Johannesburg - Chicken processor and marketer Rainbow Chicken said it would continue to spend cash on capital expenditure.
Addressing investors on Wednesday, chief financial officer Rob Field said: "The business continues to challenge itself in terms of the extent of capital that it spends on refurbishments and replacement of existing infrastructure."
Field said the company will invest in areas where it is comfortable that products, processes and customers can generate an acceptable return.
Capital expenditure decreased by 7.1% to R293.1m for the year to end-March 2009. A further R201.9m is still to be spent this year.
The group continues to follow a policy of upgrading facilities and funding normal levels of replacement capital expenditure from its own resources. However, return on equity decreased from 25.3% in 2008 to 13.2%.
Rainbow will look to invest in its value-added products (for instance polonies and viennas) division, as it believes it is under-servicing the market.

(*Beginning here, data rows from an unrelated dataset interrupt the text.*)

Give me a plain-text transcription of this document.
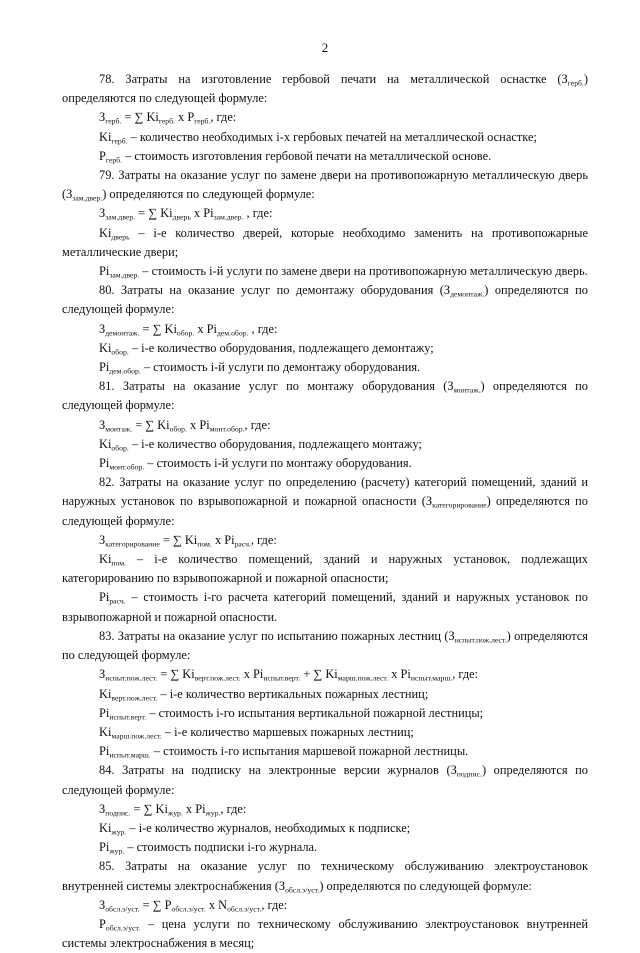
2

78. Затраты на изготовление гербовой печати на металлической оснастке $(З_{герб.})$ определяются по следующей формуле:

$З_{герб.}$ = ∑ $Ki_{герб.}$ х $P_{герб.}$, где:

$Ki_{герб.}$ – количество необходимых i-х гербовых печатей на металлической оснастке;

$P_{герб.}$ – стоимость изготовления гербовой печати на металлической основе.

79. Затраты на оказание услуг по замене двери на противопожарную металлическую дверь $(З_{зам.двер.})$ определяются по следующей формуле:

$З_{зам.двер.}$ = ∑ $Ki_{дверь}$ х $Pi_{зам.двер.}$ , где:

$Ki_{дверь} - i-е$ количество дверей, которые необходимо заменить на противопожарные металлические двери;

$Pi_{зам.двер.}$ – стоимость i-й услуги по замене двери на противопожарную металлическую дверь.

80. Затраты на оказание услуг по демонтажу оборудования $(З_{демонтаж.})$ определяются по следующей формуле:

$З_{демонтаж.}$ = ∑ $Ki_{обор.}$ х $Pi_{дем.обор.}$ , где:

$Ki_{обор.} - i-е$ количество оборудования, подлежащего демонтажу;

$Pi_{дем.обор.}$ – стоимость i-й услуги по демонтажу оборудования.

81. Затраты на оказание услуг по монтажу оборудования $(З_{монтаж.})$ определяются по следующей формуле:

$З_{монтаж.}$ = ∑ $Ki_{обор.}$ х $Pi_{монт.обор.}$, где:

$Ki_{обор.} - i-е$ количество оборудования, подлежащего монтажу;

$Pi_{монт.обор.}$ – стоимость i-й услуги по монтажу оборудования.

82. Затраты на оказание услуг по определению (расчету) категорий помещений, зданий и наружных установок по взрывопожарной и пожарной опасности $(З_{категорирование})$ определяются по следующей формуле:

$З_{категорирование}$ = ∑ $Ki_{пом.}$ х $Pi_{расч.}$, где:

$Ki_{пом.} - i-е$ количество помещений, зданий и наружных установок, подлежащих категорированию по взрывопожарной и пожарной опасности;

$Pi_{расч.}$ – стоимость i-го расчета категорий помещений, зданий и наружных установок по взрывопожарной и пожарной опасности.

83. Затраты на оказание услуг по испытанию пожарных лестниц $(З_{испыт.пож.лест.})$ определяются по следующей формуле:

$З_{испыт.пож.лест.}$ = ∑ $Ki_{верт.пож.лест.}$ х $Pi_{испыт.верт.}$ + ∑ $Ki_{марш.пож.лест.}$ х $Pi_{испыт.марш.}$, где:

$Ki_{верт.пож.лест.} - i-е$ количество вертикальных пожарных лестниц;

$Pi_{испыт.верт.}$ – стоимость i-го испытания вертикальной пожарной лестницы;

$Ki_{марш.пож.лест.} - i-е$ количество маршевых пожарных лестниц;

$Pi_{испыт.марш.}$ – стоимость i-го испытания маршевой пожарной лестницы.

84. Затраты на подписку на электронные версии журналов $(З_{подпис.})$ определяются по следующей формуле:

$З_{подпис.}$ = ∑ $Ki_{жур.}$ х $Pi_{жур.}$, где:

$Ki_{жур.} - i-е$ количество журналов, необходимых к подписке;

$Pi_{жур.}$ – стоимость подписки i-го журнала.

85. Затраты на оказание услуг по техническому обслуживанию электроустановок внутренней системы электроснабжения $(З_{обсл.э/уст.})$ определяются по следующей формуле:

$З_{обсл.э/уст.}$ = ∑ $P_{обсл.э/уст.}$ х $N_{обсл.э/уст.}$, где:

$P_{обсл.э/уст.}$ – цена услуги по техническому обслуживанию электроустановок внутренней системы электроснабжения в месяц;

High feed costs and market pressure to keep prices low add to the challenges to a difficult environment. CEO Miles Dally said: "In spite of the difficult times that we currently face, we do believe in the long-term the business is in a good position."
He said Rainbow has a healthy balance sheet and must continue to invest in its business for the future.
"Pleasingly, our cash generation remains strong," said Field. Cash generated from operations decreased by 3.7% to R594.5m.
Rainbow Chicken estimated the industry produces an average of 14.6 million broilers per week. Of these, Rainbow supplies 4.2 million.
However, analyst at Imara SP Reid Warwick Lucas recommended shareholders to sell. "Relative to the market, there's just no value in the stock," he said.
Lucas said if Rainbow believed it could defend its market share and enhance its products by investing in infrastructure and range, it should do so.